Sumber Gambar : Suara Merdeka |
Meskipun hal ini sering dilakukan. Tetapi pada dasarnya banyak yang
tidak mengerti maksud dari “sesaji” ini. Bagi kalangan santri,
pasti akan langsung memvonis kegiatan ini sebagai syirik. Saya juga
tidak menyalahkan pendapat mereka. Karena pada kenyataannya memang
kegiatan “sesaji” ini oleh pelakunya dimaksudkan untuk mengusir
setan.
Tapi agar kita tidak sembarangan memvonis orang lain sebagai musyrik
atau kafir, dan bagi para pelakunya agar tidak terjerumus lebih jauh
pada perbuatan syirik maka saya akan menjelaskan tentang maksud dan
tujuan sebenarnya dari “sesaji” ini.
Tujuan dari sesaji ini adalah menjauhkan dari gangguan setan. Hal ini
tidaklah salah. Tapi jangan salah paham dulu setan yang dimaksud
disini bukan dari kalangan bangsa jin, tapi dari kalangan bangsa
manusia. Orang punya hajatan itu kan identik dengan kesenangan
terutama makan-makan. Nah belum tentu juga orang lain, terutama
tetangga kita juga bisa merasakan kesenangan tersebut. Mungkin saja
mereka sedang kelaparan ketika kita sedang senang-senang. Jika
tetangga kita termasuk orang baik mungkin bisa sabar jika tidak bisa
ikut menikmati kesenangan. Tapi bagaimana jika tetangga kita orang
yang usil, terlebih orang yang jahat ?.
Bisa saja dia akan mengganggu jalannya pesta pernikahan. Misal
mematikan diesel sebagai sumber listrik. Nah untuk mencegah hal itu
terjadi maka di dekat diesel tadi ditaruhlah “sesaji” itu. Yang
biasanya berupa makanan, kelapa, rokok dan uang. Jika tadinya “tetangga”

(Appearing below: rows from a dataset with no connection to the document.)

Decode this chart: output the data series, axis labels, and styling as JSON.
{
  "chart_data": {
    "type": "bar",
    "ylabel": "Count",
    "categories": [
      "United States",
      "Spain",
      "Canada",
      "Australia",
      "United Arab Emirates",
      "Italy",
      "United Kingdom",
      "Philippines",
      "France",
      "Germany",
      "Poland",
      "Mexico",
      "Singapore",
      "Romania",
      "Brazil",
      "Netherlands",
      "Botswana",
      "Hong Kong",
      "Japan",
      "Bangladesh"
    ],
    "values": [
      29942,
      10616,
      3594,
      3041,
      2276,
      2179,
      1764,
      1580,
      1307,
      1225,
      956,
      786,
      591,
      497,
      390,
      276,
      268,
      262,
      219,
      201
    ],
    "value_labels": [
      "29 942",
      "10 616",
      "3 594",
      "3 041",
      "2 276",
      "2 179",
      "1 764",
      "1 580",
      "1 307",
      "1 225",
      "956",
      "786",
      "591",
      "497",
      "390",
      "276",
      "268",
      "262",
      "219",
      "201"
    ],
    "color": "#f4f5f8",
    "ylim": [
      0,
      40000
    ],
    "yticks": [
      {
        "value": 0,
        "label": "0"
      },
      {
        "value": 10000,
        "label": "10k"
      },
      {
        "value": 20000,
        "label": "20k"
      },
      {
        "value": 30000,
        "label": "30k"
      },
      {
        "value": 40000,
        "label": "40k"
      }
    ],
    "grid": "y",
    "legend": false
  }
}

kita berniat mengganggu jalannya pesta pernikahan akibat rasa lapar,
tapi karena di situ sudah ada makanan, rokok dan uang maka diapun
tidak jadi mengganggu.
Lah buat apa mengganggu kalau dia sudah mendapatkan apa yang jadi
“kebutuhannya”. Setelah perut kenyang, mulut bisa menghisap rokok, sudah punya bahan makanan yang akan dimasak dan uangpun dapat, pastinya dia akan pulang. Nah tuan rumahpun aman
dari gangguan.
“Sesaji” ini biasanya juga masih bisa ditemui saat masyarakat
akan memanen hasil padinya. Yang biasa disebut methik. Mereka
meletakkan “sesaji” di pematang sawah. Lalu meninggalkannya. Ini
sebenarnya bukan untuk memberikan sesaji pada dewi sri, tetapi untuk
menghindari pencurian padi. Karena jaman orang tua kita dulu orang
mencuri hanya karena masalah perut yang lapar.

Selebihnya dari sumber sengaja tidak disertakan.